As an alternative to pure palladium, palladium-platinum is also advantageously used as catalytic cal layer used.

Brief description of the drawing

In the drawing, an embodiment of the invention is based on one of the Fuel lines shown for a gas turbine plant. The only figure shows a partial longitudinal section through the fuel line.

Only the elements essential for understanding the invention are shown. All other components of the gas turbine system are not shown, for example ge. The direction of flow of the working fluid is indicated by an arrow.

Way of carrying out the invention

The gas turbine system, not shown, has a variety of fuel lines 1 . Each fuel line 1 consists of a fuel tube 2 with egg ner outer and an inner wall 3 , 4th A catalytic layer 5 , which consists of palladium, is applied to the inner wall 4 . Of course, in particular the critical cross sections, not shown, of the fuel line 1 , such as orifices, nozzles and their trailing areas, are provided with the catalytic layer 5 . If they are uncoated, these areas are particularly prone to build up deposits because fuel residues can collect in them.
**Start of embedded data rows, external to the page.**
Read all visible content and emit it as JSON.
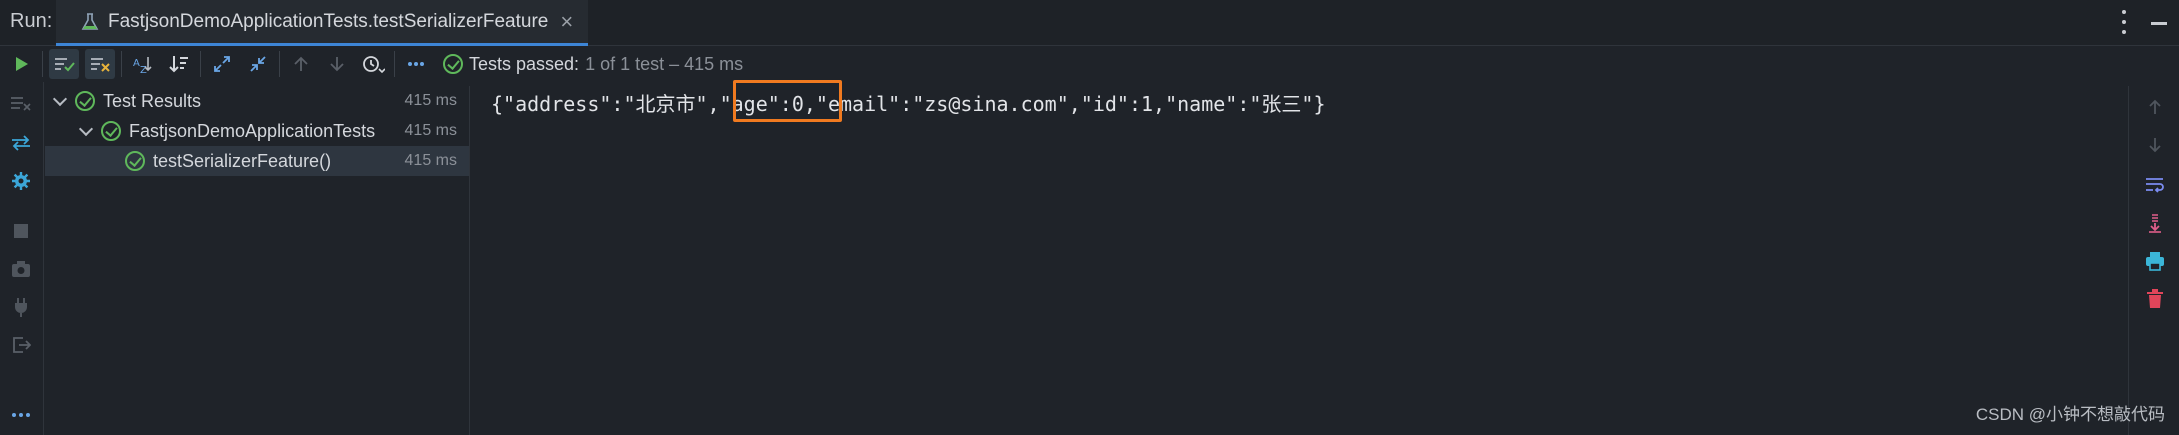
{
  "header": {
    "run_label": "Run:",
    "tab_title": "FastjsonDemoApplicationTests.testSerializerFeature",
    "close_glyph": "×"
  },
  "toolbar": {
    "status_label": "Tests passed:",
    "status_count": "1 of 1 test – 415 ms",
    "icons": [
      "play-icon",
      "show-passed-icon",
      "show-ignored-icon",
      "sort-alpha-icon",
      "sort-duration-icon",
      "expand-all-icon",
      "collapse-all-icon",
      "prev-failed-icon",
      "next-failed-icon",
      "history-icon",
      "more-icon",
      "tests-passed-icon"
    ]
  },
  "tree": {
    "rows": [
      {
        "label": "Test Results",
        "time": "415 ms"
      },
      {
        "label": "FastjsonDemoApplicationTests",
        "time": "415 ms"
      },
      {
        "label": "testSerializerFeature()",
        "time": "415 ms"
      }
    ]
  },
  "console": {
    "output": "{\"address\":\"北京市\",\"age\":0,\"email\":\"zs@sina.com\",\"id\":1,\"name\":\"张三\"}"
  },
  "watermark": "CSDN @小钟不想敲代码",
  "colors": {
    "accent_blue": "#3d85d6",
    "pass_green": "#5fb85b",
    "highlight_orange": "#f07a20",
    "background": "#1f2329"
  }
}
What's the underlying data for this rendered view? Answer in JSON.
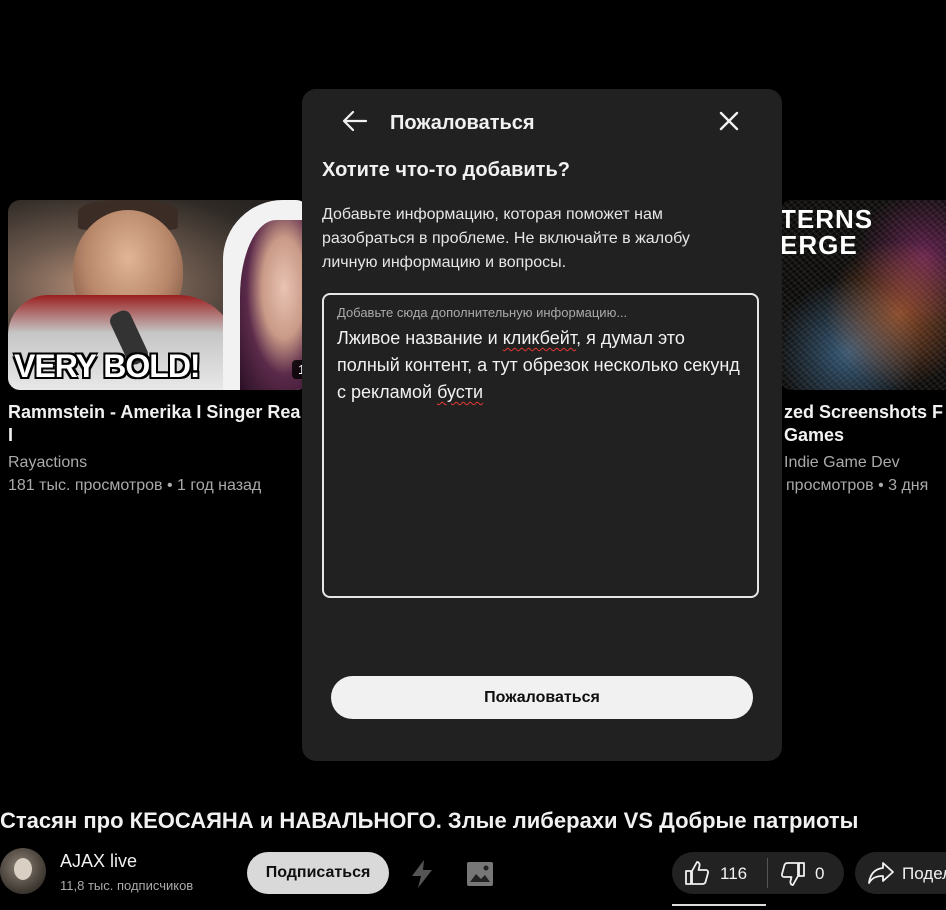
{
  "background": {
    "cards": [
      {
        "thumb_text": "VERY BOLD!",
        "duration": "1",
        "title_line1": "Rammstein - Amerika I Singer Rea",
        "title_line2": "I",
        "channel": "Rayactions",
        "meta": "181 тыс. просмотров • 1 год назад"
      },
      {
        "thumb_text_line1": "TERNS",
        "thumb_text_line2": "ERGE",
        "title_line1": "zed Screenshots F",
        "title_line2": "Games",
        "channel": "Indie Game Dev",
        "meta": "просмотров • 3 дня"
      }
    ]
  },
  "video": {
    "title": "Стасян про КЕОСАЯНА и НАВАЛЬНОГО. Злые либерахи VS Добрые патриоты",
    "channel_name": "AJAX live",
    "subscribers": "11,8 тыс. подписчиков",
    "subscribe_label": "Подписаться",
    "like_count": "116",
    "dislike_count": "0",
    "share_label": "Подел"
  },
  "modal": {
    "title": "Пожаловаться",
    "question": "Хотите что-то добавить?",
    "description": "Добавьте информацию, которая поможет нам разобраться в проблеме. Не включайте в жалобу личную информацию и вопросы.",
    "textarea": {
      "placeholder": "Добавьте сюда дополнительную информацию...",
      "value_part1": "Лживое название и ",
      "value_misspelled1": "кликбейт",
      "value_part2": ", я думал это полный контент, а тут обрезок несколько секунд с рекламой ",
      "value_misspelled2": "бусти"
    },
    "submit_label": "Пожаловаться"
  },
  "icons": {
    "back": "arrow-left-icon",
    "close": "close-icon",
    "premium": "lightning-icon",
    "image": "image-icon",
    "like": "thumbs-up-icon",
    "dislike": "thumbs-down-icon",
    "share": "share-icon"
  },
  "colors": {
    "modal_bg": "#212121",
    "page_bg": "#000000",
    "button_light": "#f1f1f1",
    "spellcheck": "#e53935"
  }
}
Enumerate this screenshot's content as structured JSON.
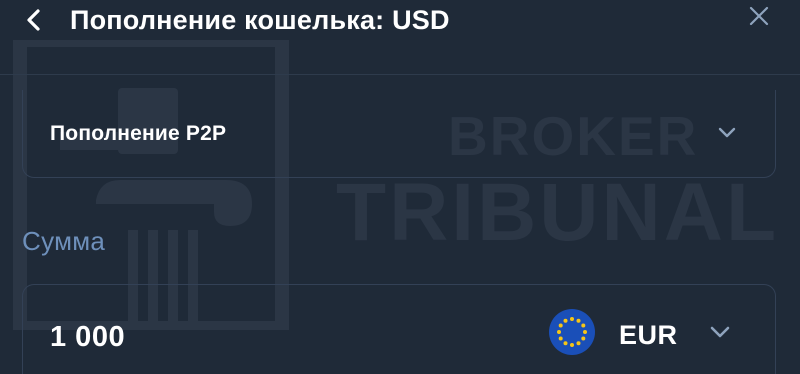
{
  "header": {
    "title": "Пополнение кошелька: USD",
    "back_icon": "chevron-left-icon",
    "close_icon": "close-icon"
  },
  "watermark": {
    "line1": "BROKER",
    "line2": "TRIBUNAL"
  },
  "deposit_method": {
    "selected": "Пополнение P2P",
    "icon": "chevron-down-icon"
  },
  "amount": {
    "label": "Сумма",
    "value": "1 000",
    "currency": "EUR",
    "currency_icon": "eu-flag-icon"
  },
  "colors": {
    "background": "#1f2a38",
    "border": "#334156",
    "label_blue": "#6e90bb",
    "watermark": "#2b3645",
    "flag_blue": "#1a4fb8",
    "flag_stars": "#f5c518"
  }
}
To coat the inner wall 4 , the fuel pipe 2 is rinsed in baths with a palladium-containing solution. A catalytic layer 5 is formed with the smallest possible surface 6 . In contrast to other catalytically active layers, in which the surface of the component provided with such a layer is increased to increase the conversion in the catalyst, for example by incorporating a honeycomb structure, a relatively slow reaction is to take place here. This prevents the catalytic layer 5 from overheating. Of course, the catalytic layer 5 can also be evaporated.

During the operation of the gas turbine system, the fuel lines 1 are supplied with liquid fuel 7 . Since the fuel pipe 2 is cooled at this time by the liquid fuel 7 and also no free oxygen is available, there is no chemical conversion of the liquid fuel 7 . After the fuel supply has been interrupted, the fuel pipe 2 is cleaned with air and most of the liquid fuel 7 is flushed out. Subsequently, the fuel pipe 2 heats up to such an extent that the residual fuel remaining in the fuel pipe 2 is catalytically burned. At ignition temperatures of over 200 ° C to 300 ° C, heterogeneous catalysis takes place automatically. This can effectively prevent the formation of deposits in the fuel line 1 .

With the same effect, the fuel lines 1 can also first be flushed with water, the air subsequently penetrating into the fuel tube 2 supplying the oxygen for the catalytic combustion of the fuel residues.

Of course, other suitable substances, such as palladium-platinum, can also be used as the catalytic layer 5 .

Reference list

1

Fuel line

2nd

Fuel pipe

3rd

Outer wall

4th

Interior wall

5

catalytic layer

6

surface

7

Liquid fuel

Claims (5)

1. Fuel line for thermally highly loaded, operated with liquid fuel ( 7 ) systems consist of a fuel tube ( 2 ) with an outer and an inner wall ( 3 , 4 ), characterized in that the inner wall ( 4 ) at least partially with a catalytic layer ( 5 ) is provided. 2. Fuel line according to claim 1, characterized in that the catalytic layer ( 5 ) is catalytically active in a temperature range (T) of 150 ° C ≦ T ≦ 600 ° C. 3. Fuel line according to claim 1 or 2, characterized in that the catalytic layer ( 5 ) has a surface ( 6 ) which is made as small as possible. 4. Fuel line according to claim 3, characterized in that the catalytic layer ( 5 ) consists of palladium. 5. Fuel line according to claim 3, characterized in that the catalytic layer ( 5 ) consists of palladium-platinum.